I purposely included both cash from operations and free cash flow for a very good reason. While it's true that Cedar Fair's distributions come primarily from free cash flow, the absolute numbers themselves don't tell the whole story.
Cedar Fair has been able to grow cash from operations by 10% per year over the past five years. The only reason free cash flow hasn't kept that pace is because the company has been reinvesting in its parks after careful consideration of what customers are really looking for. This only serves to reinforce Cedar Fair's moat, which should help it keep churning out an outsized dividend for years to come.
A business with 3 million salespeople
Tupperware is unique on a couple of levels. First and foremost, the company has strong brand awareness. You might not realize it, but last year, 75% of Tupperware's sales came from outside of North America. The second notable characteristic is the fact that the company is a direct sales company -- meaning that folks will often sell Tupperware products as a side-business by holding parties with friends and family.
For a long time, Tupperware's business has suffered mightily from the effects of currency exchange rates. For instance, in 2015, sales were flat in Europe and increased 25% in South America. But because of a strong dollar, revenue fell 17% and 20%, respectively, in those two regions. The dollar's strong performance since November will likely exacerbate those trends.
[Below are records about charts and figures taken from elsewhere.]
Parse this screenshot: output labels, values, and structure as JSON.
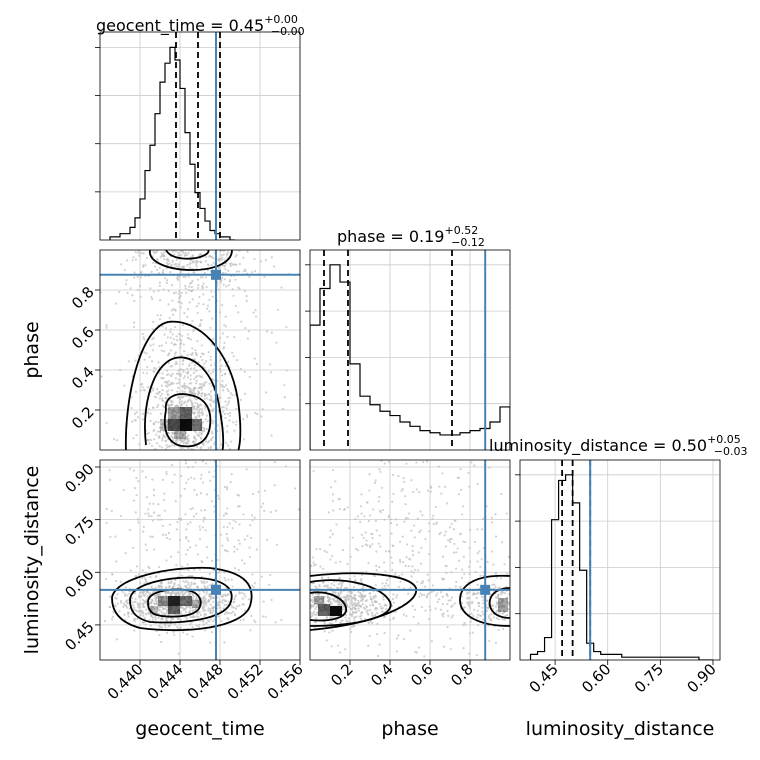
{
  "chart_data": {
    "type": "corner",
    "params": [
      "geocent_time",
      "phase",
      "luminosity_distance"
    ],
    "titles": [
      {
        "param": "geocent_time",
        "label": "geocent_time = 0.45",
        "sup": "+0.00",
        "sub": "−0.00"
      },
      {
        "param": "phase",
        "label": "phase = 0.19",
        "sup": "+0.52",
        "sub": "−0.12"
      },
      {
        "param": "luminosity_distance",
        "label": "luminosity_distance = 0.50",
        "sup": "+0.05",
        "sub": "−0.03"
      }
    ],
    "axis_labels": {
      "x": [
        "geocent_time",
        "phase",
        "luminosity_distance"
      ],
      "y": [
        "",
        "phase",
        "luminosity_distance"
      ]
    },
    "ticks": {
      "geocent_time": {
        "values": [
          0.44,
          0.444,
          0.448,
          0.452,
          0.456
        ],
        "labels": [
          "0.440",
          "0.444",
          "0.448",
          "0.452",
          "0.456"
        ]
      },
      "phase_x": {
        "values": [
          0.2,
          0.4,
          0.6,
          0.8
        ],
        "labels": [
          "0.2",
          "0.4",
          "0.6",
          "0.8"
        ]
      },
      "phase_y": {
        "values": [
          0.2,
          0.4,
          0.6,
          0.8
        ],
        "labels": [
          "0.2",
          "0.4",
          "0.6",
          "0.8"
        ]
      },
      "luminosity_distance": {
        "values": [
          0.45,
          0.6,
          0.75,
          0.9
        ],
        "labels": [
          "0.45",
          "0.60",
          "0.75",
          "0.90"
        ]
      }
    },
    "ranges": {
      "geocent_time": [
        0.436,
        0.456
      ],
      "phase": [
        0.0,
        1.0
      ],
      "luminosity_distance": [
        0.35,
        0.92
      ]
    },
    "truths": {
      "geocent_time": 0.4476,
      "phase": 0.876,
      "luminosity_distance": 0.55
    },
    "quantiles": {
      "geocent_time": [
        0.4436,
        0.4458,
        0.448
      ],
      "phase": [
        0.07,
        0.19,
        0.71
      ],
      "luminosity_distance": [
        0.47,
        0.5,
        0.55
      ]
    },
    "histograms": {
      "geocent_time": {
        "edges_start": 0.437,
        "bin_width": 0.0005,
        "counts": [
          1,
          1,
          2,
          2,
          4,
          7,
          13,
          22,
          30,
          40,
          50,
          56,
          61,
          57,
          48,
          34,
          24,
          15,
          10,
          6,
          3,
          2,
          1,
          1,
          0
        ]
      },
      "phase": {
        "edges_start": 0.0,
        "bin_width": 0.05,
        "counts": [
          58,
          75,
          86,
          78,
          40,
          25,
          21,
          18,
          16,
          13,
          11,
          9,
          8,
          7,
          7,
          8,
          9,
          10,
          13,
          20
        ]
      },
      "luminosity_distance": {
        "edges_start": 0.38,
        "bin_width": 0.02,
        "counts": [
          2,
          3,
          8,
          50,
          64,
          66,
          56,
          32,
          6,
          3,
          2,
          2,
          2,
          1,
          1,
          1,
          1,
          1,
          1,
          1,
          1,
          1,
          1,
          1,
          0,
          0
        ]
      }
    },
    "grid": true,
    "colors": {
      "truth": "#4682b4",
      "hist": "#000000",
      "points": "#bdbdbd",
      "density": "#000000"
    }
  }
}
However, in my opinion, this represents a buying opportunity. Tupperware's 5.2% dividend is still safe since the company has only used 73% of free cash flow over the past 12 months to make its payments. That's down from 84% in 2015.
And the company isn't dying. If we back out unfavorable currency headwinds, sales grew 4% in 2015. And even though the total dollars the company collected through the first nine months of 2016 was down, sales were up in local currencies.
The bottom line, as far as I see it, is this: The company still has an enormous and untapped opportunity in India and China, and it has shown itself adept at growing abroad. That, plus any favorable changes in currency rates, could prove very favorable for Tupperware -- giving it the freedom to increase its payout even further.
While I wouldn't recommend backing up the truck with either of these companies, I believe they both warrant due diligence on your behalf. Indeed, these 5% dividend-yielders are in better shape than bears would have you believe.